So, Nicole and I just found out today that it would only be about $25 for us to go shooting. I have always wanted to learn how to shoot and, wonderfully, so does she! It costs $10 for the range rental (this is an indoor shootery), $5 for the gun rental and then you pay for any ammunition you use. ROCKIN’! I never knew violence could be so goddamn cheap. I can’t wait, but they are only open from 9-6 M- F. I think I should open up a late night shooting place. “Come take out your aggression for your boss or the guy who just hit on your girlfriend at the bar at our ALL- NIGHT range! Better than out on the street!” I think that would be FABULOUS. I would probably go every night. “THat’ll teach you to piss on my couch! BLAM!BLAM!” Better than paintballs, anyway. If anybody comes up to visit, I’ll have to take you shooting. It’s just too cool to pass up. I think I’ll wear my tightest jeans and my cowboy boots. Maybe those NRA hicks will give us some free ammo.
Credit is a dangerous thing. My credit, for a long time now, has been only to the limit of $700. But now, because John and I are going on this trip and I want a security blanket made out of money, I have asked to get an extended limit. I have been fairly good about my credit- there have been a few binges that I have paid for through the nose- and I really try not to use it for the most part. Internet ordering or purchases that I think I may want to take back, that sort of thing. When I called and asked for an extended credit I was thinking I would get something like $1,500 and I didn’t really want any more than that.
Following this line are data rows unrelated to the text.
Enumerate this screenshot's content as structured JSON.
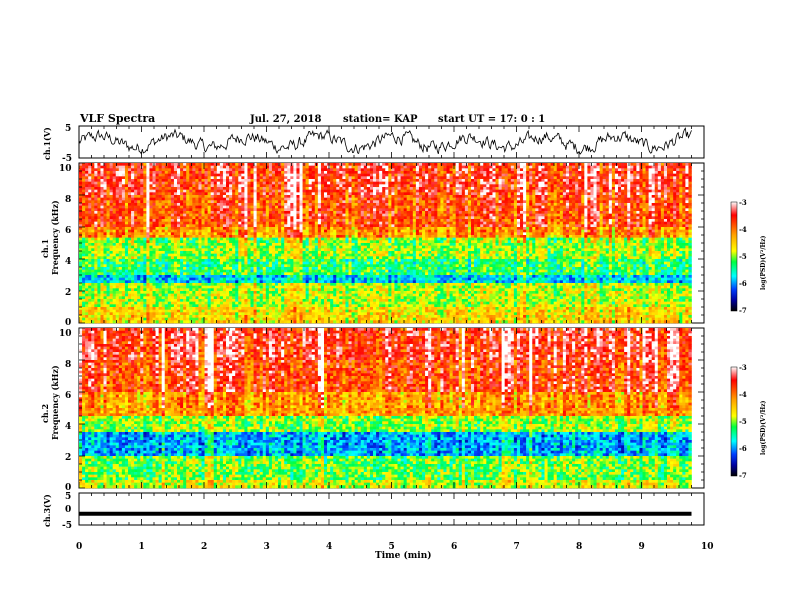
{
  "header": {
    "title": "VLF Spectra",
    "date": "Jul. 27, 2018",
    "station": "station= KAP",
    "start": "start  UT =   17: 0  : 1"
  },
  "panels": {
    "ch1_wave_label": "ch.1(V)",
    "ch1_spec_label_1": "ch.1",
    "ch1_spec_label_2": "Frequency (kHz)",
    "ch2_spec_label_1": "ch.2",
    "ch2_spec_label_2": "Frequency (kHz)",
    "ch3_wave_label": "ch.3(V)"
  },
  "colorbar": {
    "label": "log(PSD)(V²/Hz)",
    "ticks": [
      "-3",
      "-4",
      "-5",
      "-6",
      "-7"
    ],
    "colors": [
      "#ffffff",
      "#ff0000",
      "#ffa000",
      "#ffff00",
      "#00ff40",
      "#00ffff",
      "#0040ff",
      "#0000a0",
      "#000000"
    ]
  },
  "chart_data": [
    {
      "type": "line",
      "name": "ch.1 waveform",
      "ylabel": "ch.1(V)",
      "ylim": [
        -5,
        5
      ],
      "yticks": [
        "5",
        "-5"
      ],
      "xlim": [
        0,
        10
      ],
      "note_values": "noisy waveform oscillating between about -3 and 3 V over 0 to 9.8 min"
    },
    {
      "type": "heatmap",
      "name": "ch.1 spectrogram",
      "ylabel": "Frequency (kHz)",
      "ylim": [
        0,
        10
      ],
      "yticks": [
        "0",
        "2",
        "4",
        "6",
        "8",
        "10"
      ],
      "xlim": [
        0,
        9.8
      ],
      "color_scale": "log(PSD) from -7 to -3 V²/Hz",
      "band_levels": [
        {
          "freq_range": [
            8,
            10
          ],
          "level": -3.6
        },
        {
          "freq_range": [
            6,
            8
          ],
          "level": -3.8
        },
        {
          "freq_range": [
            5.3,
            6
          ],
          "level": -4.2
        },
        {
          "freq_range": [
            4,
            5.3
          ],
          "level": -5.0
        },
        {
          "freq_range": [
            3,
            4
          ],
          "level": -5.3
        },
        {
          "freq_range": [
            2.5,
            3
          ],
          "level": -5.8
        },
        {
          "freq_range": [
            1,
            2.5
          ],
          "level": -4.9
        },
        {
          "freq_range": [
            0,
            1
          ],
          "level": -4.6
        }
      ]
    },
    {
      "type": "heatmap",
      "name": "ch.2 spectrogram",
      "ylabel": "Frequency (kHz)",
      "ylim": [
        0,
        10
      ],
      "yticks": [
        "0",
        "2",
        "4",
        "6",
        "8",
        "10"
      ],
      "xlim": [
        0,
        9.8
      ],
      "color_scale": "log(PSD) from -7 to -3 V²/Hz",
      "band_levels": [
        {
          "freq_range": [
            8,
            10
          ],
          "level": -3.5
        },
        {
          "freq_range": [
            6,
            8
          ],
          "level": -3.7
        },
        {
          "freq_range": [
            4.5,
            6
          ],
          "level": -4.2
        },
        {
          "freq_range": [
            3.5,
            4.5
          ],
          "level": -5.0
        },
        {
          "freq_range": [
            2,
            3.5
          ],
          "level": -5.9
        },
        {
          "freq_range": [
            0.5,
            2
          ],
          "level": -5.1
        },
        {
          "freq_range": [
            0,
            0.5
          ],
          "level": -4.8
        }
      ]
    },
    {
      "type": "line",
      "name": "ch.3 waveform",
      "ylabel": "ch.3(V)",
      "ylim": [
        -5,
        5
      ],
      "yticks": [
        "5",
        "0",
        "-5"
      ],
      "xlim": [
        0,
        10
      ],
      "x": [
        0,
        9.8
      ],
      "y": [
        -1.5,
        -1.5
      ]
    }
  ],
  "xaxis": {
    "label": "Time (min)",
    "ticks": [
      "0",
      "1",
      "2",
      "3",
      "4",
      "5",
      "6",
      "7",
      "8",
      "9",
      "10"
    ],
    "range": [
      0,
      10
    ]
  }
}
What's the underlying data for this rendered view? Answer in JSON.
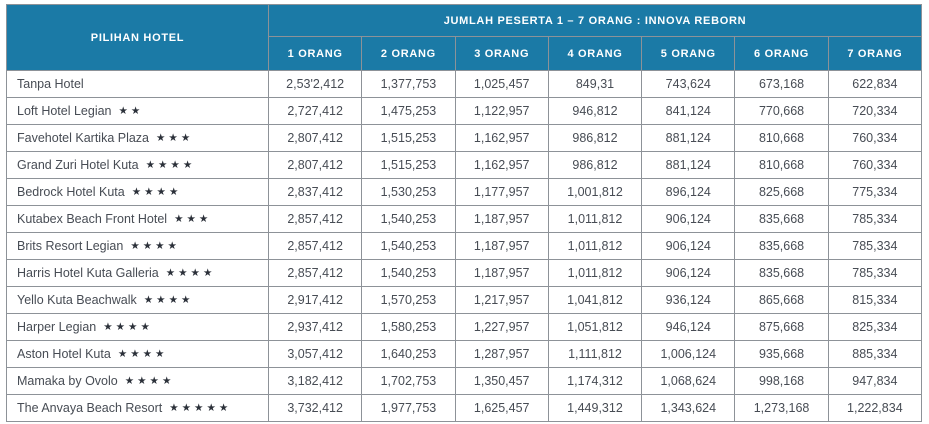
{
  "table": {
    "header": {
      "hotel_col": "PILIHAN HOTEL",
      "group_title": "JUMLAH PESERTA 1 – 7 ORANG : INNOVA REBORN",
      "cols": [
        "1 ORANG",
        "2 ORANG",
        "3 ORANG",
        "4 ORANG",
        "5 ORANG",
        "6 ORANG",
        "7 ORANG"
      ]
    },
    "rows": [
      {
        "hotel": "Tanpa Hotel",
        "stars": 0,
        "prices": [
          "2,53'2,412",
          "1,377,753",
          "1,025,457",
          "849,31",
          "743,624",
          "673,168",
          "622,834"
        ]
      },
      {
        "hotel": "Loft Hotel Legian",
        "stars": 2,
        "prices": [
          "2,727,412",
          "1,475,253",
          "1,122,957",
          "946,812",
          "841,124",
          "770,668",
          "720,334"
        ]
      },
      {
        "hotel": "Favehotel Kartika Plaza",
        "stars": 3,
        "prices": [
          "2,807,412",
          "1,515,253",
          "1,162,957",
          "986,812",
          "881,124",
          "810,668",
          "760,334"
        ]
      },
      {
        "hotel": "Grand Zuri Hotel Kuta",
        "stars": 4,
        "prices": [
          "2,807,412",
          "1,515,253",
          "1,162,957",
          "986,812",
          "881,124",
          "810,668",
          "760,334"
        ]
      },
      {
        "hotel": "Bedrock Hotel Kuta",
        "stars": 4,
        "prices": [
          "2,837,412",
          "1,530,253",
          "1,177,957",
          "1,001,812",
          "896,124",
          "825,668",
          "775,334"
        ]
      },
      {
        "hotel": "Kutabex Beach Front Hotel",
        "stars": 3,
        "prices": [
          "2,857,412",
          "1,540,253",
          "1,187,957",
          "1,011,812",
          "906,124",
          "835,668",
          "785,334"
        ]
      },
      {
        "hotel": "Brits Resort Legian",
        "stars": 4,
        "prices": [
          "2,857,412",
          "1,540,253",
          "1,187,957",
          "1,011,812",
          "906,124",
          "835,668",
          "785,334"
        ]
      },
      {
        "hotel": "Harris Hotel Kuta Galleria",
        "stars": 4,
        "prices": [
          "2,857,412",
          "1,540,253",
          "1,187,957",
          "1,011,812",
          "906,124",
          "835,668",
          "785,334"
        ]
      },
      {
        "hotel": "Yello Kuta Beachwalk",
        "stars": 4,
        "prices": [
          "2,917,412",
          "1,570,253",
          "1,217,957",
          "1,041,812",
          "936,124",
          "865,668",
          "815,334"
        ]
      },
      {
        "hotel": "Harper Legian",
        "stars": 4,
        "prices": [
          "2,937,412",
          "1,580,253",
          "1,227,957",
          "1,051,812",
          "946,124",
          "875,668",
          "825,334"
        ]
      },
      {
        "hotel": "Aston Hotel Kuta",
        "stars": 4,
        "prices": [
          "3,057,412",
          "1,640,253",
          "1,287,957",
          "1,111,812",
          "1,006,124",
          "935,668",
          "885,334"
        ]
      },
      {
        "hotel": "Mamaka by Ovolo",
        "stars": 4,
        "prices": [
          "3,182,412",
          "1,702,753",
          "1,350,457",
          "1,174,312",
          "1,068,624",
          "998,168",
          "947,834"
        ]
      },
      {
        "hotel": "The Anvaya Beach Resort",
        "stars": 5,
        "prices": [
          "3,732,412",
          "1,977,753",
          "1,625,457",
          "1,449,312",
          "1,343,624",
          "1,273,168",
          "1,222,834"
        ]
      }
    ],
    "star_glyph": "★"
  },
  "colors": {
    "header_bg": "#1b7aa6",
    "header_text": "#ffffff",
    "grid_border": "#8d9298",
    "body_text": "#474c54",
    "star": "#2b3039"
  }
}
The “credit advisor” on the phone asked me how much I wanted and I faltered, saying that I thought it was up to him to tell me how much they were willing to give me. He came back with the astounding number of $4,600! The first thing out of my mouth was “Um, ok…” Well, I won’t use it all… right? Shit, it’s tempting. It feels like play money. I started trying on shoes that I have had my eye on. “I don’t really have the money right now, but I DO have a large line of credit.” DANGER!DANGER! No, I didn’t buy the damn shoes. (butistillwantto!)
Josh has provided me with some valuable information. My destiny is to create a fantastic new superweapon and it will happen on Feb. 13, 2022. Only eighteen more years, you bitches! HAhahahaha!!!!
Well, news, news and more news. As most of you know, John and I are going to Australia for a week. When I told my boss that I needed the time off for this once- in- a- lifetime opportunity, she said she would have to look for someone new. I got sacked, more or less. It’s not yet official, but it’s not looking good, either.
So, to celebrate my fresh sacking (sounds dirty, doesn’t it?), Nicole and I went out to a bar. I only had three drinks. Three drinks! I’ve had more several times in the past with no real problem. But do you think that’s what happened this time? Of course not. I made my way outside and sat on a doorstep like a bum. Nicole took me to her place where I laid on the floor, too drunk to even have the spins. I don’t remember much for a while there, but I know that John ran, literally, from home to Nicole’s to get me. I don’t remember anything after that until I found myself sitting on the kitchen floor next to the garbage, leaning over a cardboard box. The inevitable puking then commenced and I don’t know how I ended up in bed. John must be better at undressing me than I ever thought possible. I was sick as a DOG today- my 12 hour day at work. My first puking drunk experience. I was hoping to save myself for a really special occasion but sometimes a girl just can’t wait.
I’m still not really doing well but I’m hoping that sleep will take care of some of that.
On top of that, John is out drinking tonight without ME! Who of you ever thought that would happen?!